Most of the time when we have keys in the same node there will be some partial overlap of some prefix of each key (as similar keys will end up right next to each other in a sorted B+Tree). Instead of storing this prefix as part of each key multiple times, we can simply store the prefix once at the beginning of the node and then only include the unique sections of each key in each slot.
In the case of an index that allows non-unique keys, we may end up with leaf nodes containing the same key over and over with different values attached. One optimization of this could be only writing the key once and then following it with all of its associated values.
For the most part, the key entries in inner nodes are just used as signposts and not for their actual key value (as even if a key exists in the index we still have to search to the bottom to ensure that it hasn’t been deleted).
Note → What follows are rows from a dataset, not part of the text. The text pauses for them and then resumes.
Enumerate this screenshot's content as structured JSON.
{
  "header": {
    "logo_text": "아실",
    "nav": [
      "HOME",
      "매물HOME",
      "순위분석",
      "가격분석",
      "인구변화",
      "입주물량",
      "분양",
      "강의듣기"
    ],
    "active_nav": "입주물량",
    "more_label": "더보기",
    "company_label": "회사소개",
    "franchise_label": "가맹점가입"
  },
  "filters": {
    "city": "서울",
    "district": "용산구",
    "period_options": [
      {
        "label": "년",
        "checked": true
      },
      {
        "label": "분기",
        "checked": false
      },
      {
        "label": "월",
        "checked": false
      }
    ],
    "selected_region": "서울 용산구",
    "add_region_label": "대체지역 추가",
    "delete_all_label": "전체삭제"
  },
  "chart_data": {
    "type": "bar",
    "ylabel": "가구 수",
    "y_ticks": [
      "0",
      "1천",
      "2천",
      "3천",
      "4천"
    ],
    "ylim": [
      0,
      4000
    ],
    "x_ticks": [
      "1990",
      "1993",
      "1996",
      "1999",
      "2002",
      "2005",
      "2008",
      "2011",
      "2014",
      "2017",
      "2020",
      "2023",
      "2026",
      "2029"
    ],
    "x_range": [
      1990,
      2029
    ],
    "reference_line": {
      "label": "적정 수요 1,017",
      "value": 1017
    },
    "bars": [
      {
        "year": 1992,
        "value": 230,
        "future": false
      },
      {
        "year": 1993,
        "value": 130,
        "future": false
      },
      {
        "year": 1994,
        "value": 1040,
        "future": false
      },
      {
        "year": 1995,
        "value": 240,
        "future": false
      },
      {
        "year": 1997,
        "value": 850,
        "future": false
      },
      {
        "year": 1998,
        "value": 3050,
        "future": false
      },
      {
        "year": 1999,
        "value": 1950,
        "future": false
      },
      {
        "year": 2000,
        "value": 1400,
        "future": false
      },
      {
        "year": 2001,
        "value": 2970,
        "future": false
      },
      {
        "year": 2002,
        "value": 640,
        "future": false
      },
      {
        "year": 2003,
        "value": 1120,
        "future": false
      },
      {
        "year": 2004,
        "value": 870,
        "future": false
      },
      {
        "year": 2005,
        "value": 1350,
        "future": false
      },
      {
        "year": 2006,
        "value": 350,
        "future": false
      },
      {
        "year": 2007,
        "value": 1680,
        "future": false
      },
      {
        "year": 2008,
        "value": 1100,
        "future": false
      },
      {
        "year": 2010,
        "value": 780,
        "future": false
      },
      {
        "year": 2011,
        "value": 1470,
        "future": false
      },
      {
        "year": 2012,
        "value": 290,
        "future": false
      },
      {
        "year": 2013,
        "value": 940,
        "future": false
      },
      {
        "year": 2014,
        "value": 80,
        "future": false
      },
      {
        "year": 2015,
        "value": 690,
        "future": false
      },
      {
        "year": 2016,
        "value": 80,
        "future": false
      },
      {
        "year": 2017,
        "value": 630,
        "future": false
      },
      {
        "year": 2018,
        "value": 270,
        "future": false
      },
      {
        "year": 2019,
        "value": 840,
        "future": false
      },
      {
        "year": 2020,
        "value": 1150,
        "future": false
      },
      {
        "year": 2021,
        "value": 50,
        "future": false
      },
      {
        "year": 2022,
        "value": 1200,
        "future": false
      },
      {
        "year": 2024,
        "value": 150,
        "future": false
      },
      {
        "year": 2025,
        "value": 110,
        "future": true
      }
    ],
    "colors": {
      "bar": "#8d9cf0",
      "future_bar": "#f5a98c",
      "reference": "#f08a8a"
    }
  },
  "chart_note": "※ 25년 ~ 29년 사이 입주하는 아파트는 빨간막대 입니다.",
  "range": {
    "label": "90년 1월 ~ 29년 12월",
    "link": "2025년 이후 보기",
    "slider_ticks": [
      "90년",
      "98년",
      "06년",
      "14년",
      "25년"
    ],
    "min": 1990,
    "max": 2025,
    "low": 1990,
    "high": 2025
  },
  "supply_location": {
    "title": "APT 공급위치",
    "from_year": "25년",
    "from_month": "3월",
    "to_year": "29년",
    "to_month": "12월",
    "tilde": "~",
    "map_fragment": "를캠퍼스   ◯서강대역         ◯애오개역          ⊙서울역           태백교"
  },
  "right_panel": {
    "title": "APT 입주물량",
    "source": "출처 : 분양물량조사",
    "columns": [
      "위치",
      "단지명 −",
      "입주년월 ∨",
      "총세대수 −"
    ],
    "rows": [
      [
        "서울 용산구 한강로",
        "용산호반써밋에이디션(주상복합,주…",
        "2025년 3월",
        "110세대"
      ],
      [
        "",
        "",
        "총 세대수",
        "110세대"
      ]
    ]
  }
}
We can take advantage of this by only storing the minimum prefix that is needed to correctly route probes into the correct node.
In conclusion, B+ Trees are essential data structures in DBMS, particularly for table indexes. They offer efficient data storage and retrieval, supporting searches, insertions, and deletions with a time complexity of O(log(n)). B+ Trees are optimized for disk-oriented DBMSs and are widely used in modern systems.
These trees have balanced structures and maintain sorted data. Inner nodes contain pointers to other nodes, while leaf nodes store either record IDs or tuple data. B+ Trees handle selection conditions and can handle non-unique indexes through key duplication or value lists.
Design choices for B+ Trees include node size, merge thresholds, support for variable-length keys, and intra-node search methods. Optimizations such as pointer swizzling, bulk insertion, prefix compression, deduplication, and suffix truncation further enhance their efficiency.
Understanding the principles and optimizations of B+ Trees allows DBMS developers to implement effective and scalable table indexes, ultimately improving the performance of database systems.